Of these, 25,000 are said to "require further information from students or sponsors".

I have reached my overdraft limit and have been struggling to feed myself! I knew there was nothing more I could do than to pull out of the course
Shelly, Colchester, Essex

Another 19,000 have so far been given only what is called an interim assessment.

They received their basic entitlement to a loan to cover their tuition fees - but not other means-tested loans and grants such as those for childcare or to support people with disabilities.

Many of the e-mails still being received by the BBC News website are from people who have applied for help with childcare.

Some say their documents have been lost or that, despite having applied early in the year, they were told only in August or September that they had not supplied all the relevant documents.

Applications dropped

Figures on the number of applications "withdrawn" are up dramatically, even taking into account the 10% increase in people applying to university for this year.

The SLC and university bodies say there is always a large number of people who apply for a university place and funding but then fail to take up a place.

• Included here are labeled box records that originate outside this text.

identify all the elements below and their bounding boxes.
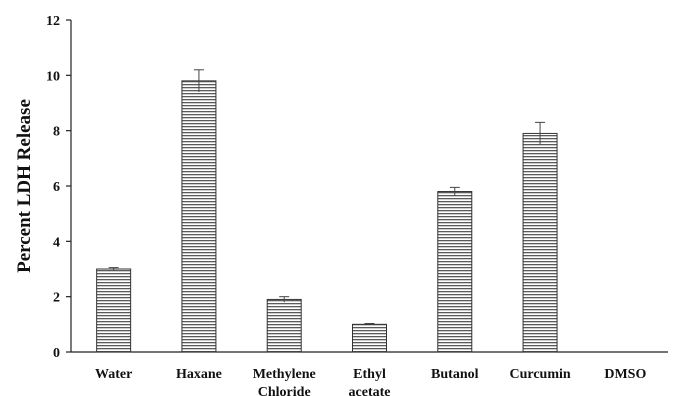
plot-area: 0 2 4 6 8 10 12 Water Haxane Methylene Chloride Eth… (46, 14, 668, 396)
x-tick-label: Chloride (258, 385, 311, 396)
x-tick-label: Water (95, 367, 132, 382)
x-tick-label: Methylene (253, 367, 316, 382)
y-tick-label: 0 (53, 346, 60, 361)
y-tick-label: 8 (53, 125, 60, 140)
x-tick-label: DMSO (604, 367, 646, 382)
bar (181, 80, 217, 353)
x-tick-label: Haxane (176, 367, 222, 382)
bar (352, 323, 387, 353)
y-tick-label: 12 (46, 14, 60, 29)
y-tick-label: 2 (53, 291, 60, 306)
x-tick-label: Curcumin (509, 367, 570, 382)
x-tick-label: acetate (349, 385, 391, 396)
y-axis-title: Percent LDH Release (14, 99, 35, 273)
y-tick-label: 4 (53, 235, 60, 250)
bar (437, 191, 473, 353)
y-tick-label: 10 (46, 69, 60, 84)
y-tick-label: 6 (53, 180, 60, 195)
x-tick-label: Butanol (431, 367, 479, 382)
bar (522, 132, 558, 353)
bar (266, 298, 302, 353)
bar (96, 268, 132, 353)
x-tick-label: Ethyl (353, 367, 386, 382)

They say it is not possible to say whether delays in payments have affected this figure.

Out of a total number of 1,001,000 applications, 49,000 were withdrawn before being approved or the applicant was found to be "ineligible".

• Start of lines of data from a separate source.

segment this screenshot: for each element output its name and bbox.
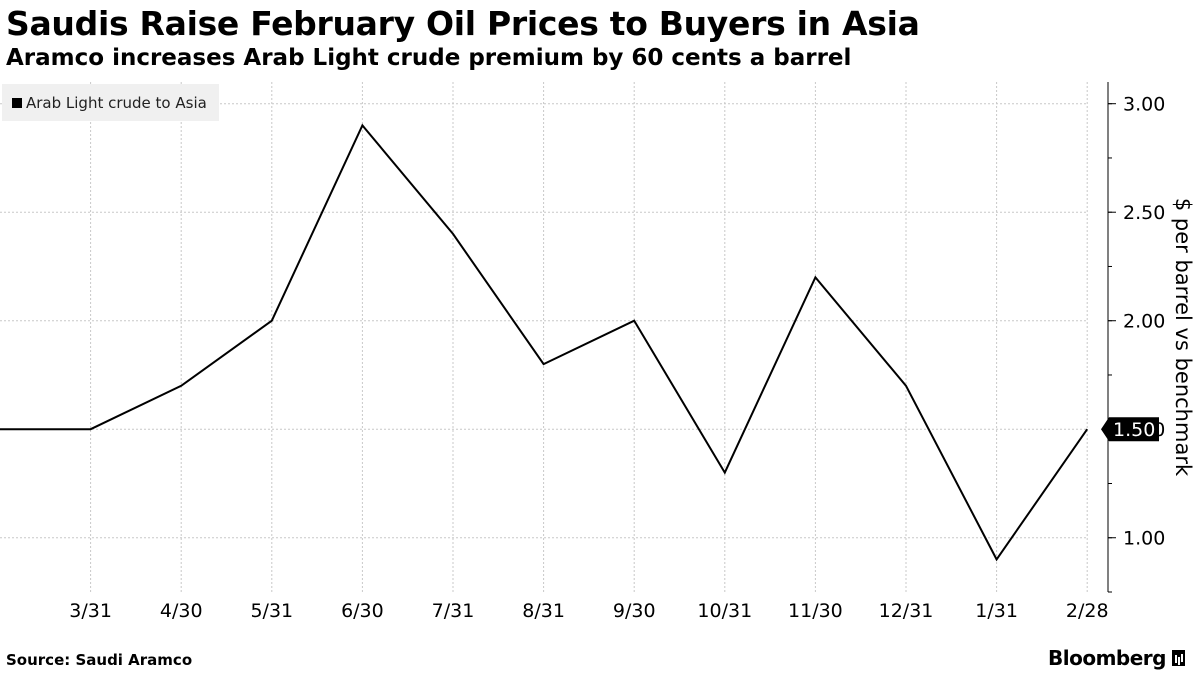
y-tick-label: 1.00 [1123,528,1165,550]
x-tick-label: 6/30 [341,600,384,622]
x-tick-label: 8/31 [522,600,565,622]
y-axis-label: $ per barrel vs benchmark [1171,197,1195,477]
y-tick-label: 2.00 [1123,311,1165,333]
y-axis: 1.00 1.50 2.00 2.50 3.00 [1107,82,1165,593]
x-tick-label: 2/28 [1066,600,1109,622]
legend-swatch [12,97,22,108]
x-tick-label: 12/31 [879,600,934,622]
gridlines [0,82,1088,592]
y-tick-label: 3.00 [1123,94,1165,116]
y-tick-label: 2.50 [1123,202,1165,224]
brand-name: Bloomberg [1048,646,1166,670]
chart-subtitle: Aramco increases Arab Light crude premiu… [6,45,852,71]
x-tick-label: 10/31 [697,600,752,622]
legend: Arab Light crude to Asia [2,84,219,121]
last-value-badge [1101,417,1159,442]
x-tick-label: 3/31 [69,600,112,622]
x-tick-label: 1/31 [975,600,1018,622]
source-note: Source: Saudi Aramco [6,651,193,669]
x-axis: 3/31 4/30 5/31 6/30 7/31 8/31 9/30 10/31 11/30 12… [69,600,1108,622]
bloomberg-terminal-icon [1171,650,1185,666]
series-layer [0,123,1089,562]
last-value-label: 1.50 [1113,419,1155,441]
x-tick-label: 7/31 [432,600,475,622]
bloomberg-logo: Bloomberg [1048,646,1185,670]
x-tick-label: 11/30 [788,600,843,622]
x-tick-label: 5/31 [250,600,293,622]
last-value-callout: 1.50 [1101,417,1159,442]
x-tick-label: 9/30 [613,600,656,622]
x-tick-label: 4/30 [160,600,203,622]
chart-title: Saudis Raise February Oil Prices to Buye… [6,4,920,43]
legend-label: Arab Light crude to Asia [26,93,207,112]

Last year, out of a total of 925,000 applications, 21,000 were withdrawn in the same way.

However, the number of applications withdrawn after being approved halved this year to 6,000, according to the SLC.

'More paid out'

Its chief executive, Ralph Seymour-Jackson, said: "We have paid more than 99% of all students who are eligible for payment at this point and continue to process applications as swiftly as possible.

"We have paid out over £75m more than this time last year.

"We continue to receive large volumes of applications every day - 6,000 in the last two weeks - but we recognise that there have been issues with processing and we are working hard to ensure that this does not happen again next year."

The worry for the government is that the ongoing delays will affect students who are now applying to study at university next autumn.

The executive director of the 1994 group of research-intensive universities, Paul Marshall, says universities remain very concerned and have been pressing the government about the situation.

"Students should not suffer in silence," he said.

"If they have got a problem they need to get to their local student union, and on to university welfare officers so that they can get help."